I've tried 3 different solutions and they all work on the workspace, but this editor keeps telling me that the string I am returning contains the vowels.

This is the last solution I tried checking:

disemvowel.py
```to_remove = ["a","A","e","E","i","I","o","O","u","U"]
def disemvowel(word):
while len(to_remove) > 0:
letter = to_remove[0]
word = word.replace(letter, '')
to_remove.remove(letter)
return word
```

And before that:

disemvowel.py
```to_remove = ["a","A","e","E","i","I","o","O","u","U"]
def disemvowel(word):
word_list = list(word)
while len(to_remove) > 0:
letter = to_remove[0]
while True:
try:
word_list.remove(letter)
except ValueError:
to_remove.remove(letter)
break
return ''.join(word_list)
```

Hi there, Daniel D'luyz ! You're doing terrific and your logic is pretty solid.
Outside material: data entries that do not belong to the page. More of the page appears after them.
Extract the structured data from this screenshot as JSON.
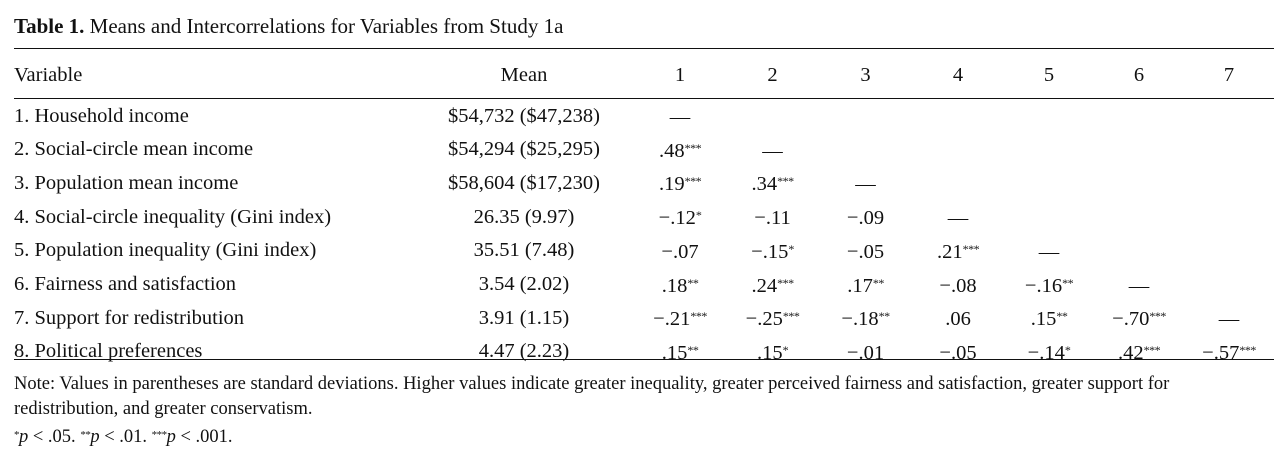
{
  "table": {
    "label": "Table 1.",
    "title": "Means and Intercorrelations for Variables from Study 1a",
    "header": {
      "variable": "Variable",
      "mean": "Mean",
      "cols": [
        "1",
        "2",
        "3",
        "4",
        "5",
        "6",
        "7"
      ]
    },
    "rows": [
      {
        "variable": "1. Household income",
        "mean": "$54,732 ($47,238)",
        "cells": [
          {
            "v": "—",
            "s": ""
          },
          {
            "v": "",
            "s": ""
          },
          {
            "v": "",
            "s": ""
          },
          {
            "v": "",
            "s": ""
          },
          {
            "v": "",
            "s": ""
          },
          {
            "v": "",
            "s": ""
          },
          {
            "v": "",
            "s": ""
          }
        ]
      },
      {
        "variable": "2. Social-circle mean income",
        "mean": "$54,294 ($25,295)",
        "cells": [
          {
            "v": ".48",
            "s": "***"
          },
          {
            "v": "—",
            "s": ""
          },
          {
            "v": "",
            "s": ""
          },
          {
            "v": "",
            "s": ""
          },
          {
            "v": "",
            "s": ""
          },
          {
            "v": "",
            "s": ""
          },
          {
            "v": "",
            "s": ""
          }
        ]
      },
      {
        "variable": "3. Population mean income",
        "mean": "$58,604 ($17,230)",
        "cells": [
          {
            "v": ".19",
            "s": "***"
          },
          {
            "v": ".34",
            "s": "***"
          },
          {
            "v": "—",
            "s": ""
          },
          {
            "v": "",
            "s": ""
          },
          {
            "v": "",
            "s": ""
          },
          {
            "v": "",
            "s": ""
          },
          {
            "v": "",
            "s": ""
          }
        ]
      },
      {
        "variable": "4. Social-circle inequality (Gini index)",
        "mean": "26.35 (9.97)",
        "cells": [
          {
            "v": "−.12",
            "s": "*"
          },
          {
            "v": "−.11",
            "s": ""
          },
          {
            "v": "−.09",
            "s": ""
          },
          {
            "v": "—",
            "s": ""
          },
          {
            "v": "",
            "s": ""
          },
          {
            "v": "",
            "s": ""
          },
          {
            "v": "",
            "s": ""
          }
        ]
      },
      {
        "variable": "5. Population inequality (Gini index)",
        "mean": "35.51 (7.48)",
        "cells": [
          {
            "v": "−.07",
            "s": ""
          },
          {
            "v": "−.15",
            "s": "*"
          },
          {
            "v": "−.05",
            "s": ""
          },
          {
            "v": ".21",
            "s": "***"
          },
          {
            "v": "—",
            "s": ""
          },
          {
            "v": "",
            "s": ""
          },
          {
            "v": "",
            "s": ""
          }
        ]
      },
      {
        "variable": "6. Fairness and satisfaction",
        "mean": "3.54 (2.02)",
        "cells": [
          {
            "v": ".18",
            "s": "**"
          },
          {
            "v": ".24",
            "s": "***"
          },
          {
            "v": ".17",
            "s": "**"
          },
          {
            "v": "−.08",
            "s": ""
          },
          {
            "v": "−.16",
            "s": "**"
          },
          {
            "v": "—",
            "s": ""
          },
          {
            "v": "",
            "s": ""
          }
        ]
      },
      {
        "variable": "7. Support for redistribution",
        "mean": "3.91 (1.15)",
        "cells": [
          {
            "v": "−.21",
            "s": "***"
          },
          {
            "v": "−.25",
            "s": "***"
          },
          {
            "v": "−.18",
            "s": "**"
          },
          {
            "v": ".06",
            "s": ""
          },
          {
            "v": ".15",
            "s": "**"
          },
          {
            "v": "−.70",
            "s": "***"
          },
          {
            "v": "—",
            "s": ""
          }
        ]
      },
      {
        "variable": "8. Political preferences",
        "mean": "4.47 (2.23)",
        "cells": [
          {
            "v": ".15",
            "s": "**"
          },
          {
            "v": ".15",
            "s": "*"
          },
          {
            "v": "−.01",
            "s": ""
          },
          {
            "v": "−.05",
            "s": ""
          },
          {
            "v": "−.14",
            "s": "*"
          },
          {
            "v": ".42",
            "s": "***"
          },
          {
            "v": "−.57",
            "s": "***"
          }
        ]
      }
    ]
  },
  "note": {
    "text": "Note: Values in parentheses are standard deviations. Higher values indicate greater inequality, greater perceived fairness and satisfaction, greater support for redistribution, and greater conservatism.",
    "significance": [
      {
        "stars": "*",
        "p": "p",
        "rest": " < .05. "
      },
      {
        "stars": "**",
        "p": "p",
        "rest": " < .01. "
      },
      {
        "stars": "***",
        "p": "p",
        "rest": " < .001."
      }
    ]
  }
}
However, you haven't taken into account what happens when your `disemvowel` function is run more than once. Because you declared the list holding the vowels outside`of the function, once the function completes that list is no longer filled with vowels. It is, in fact, empty. So the second time that function is run, the vowels will not be removed.
To mitigate this, you can place the declaration of the `to_remove` list as the first line inside your function. That way, every time the function is run, the vowel list will be reset.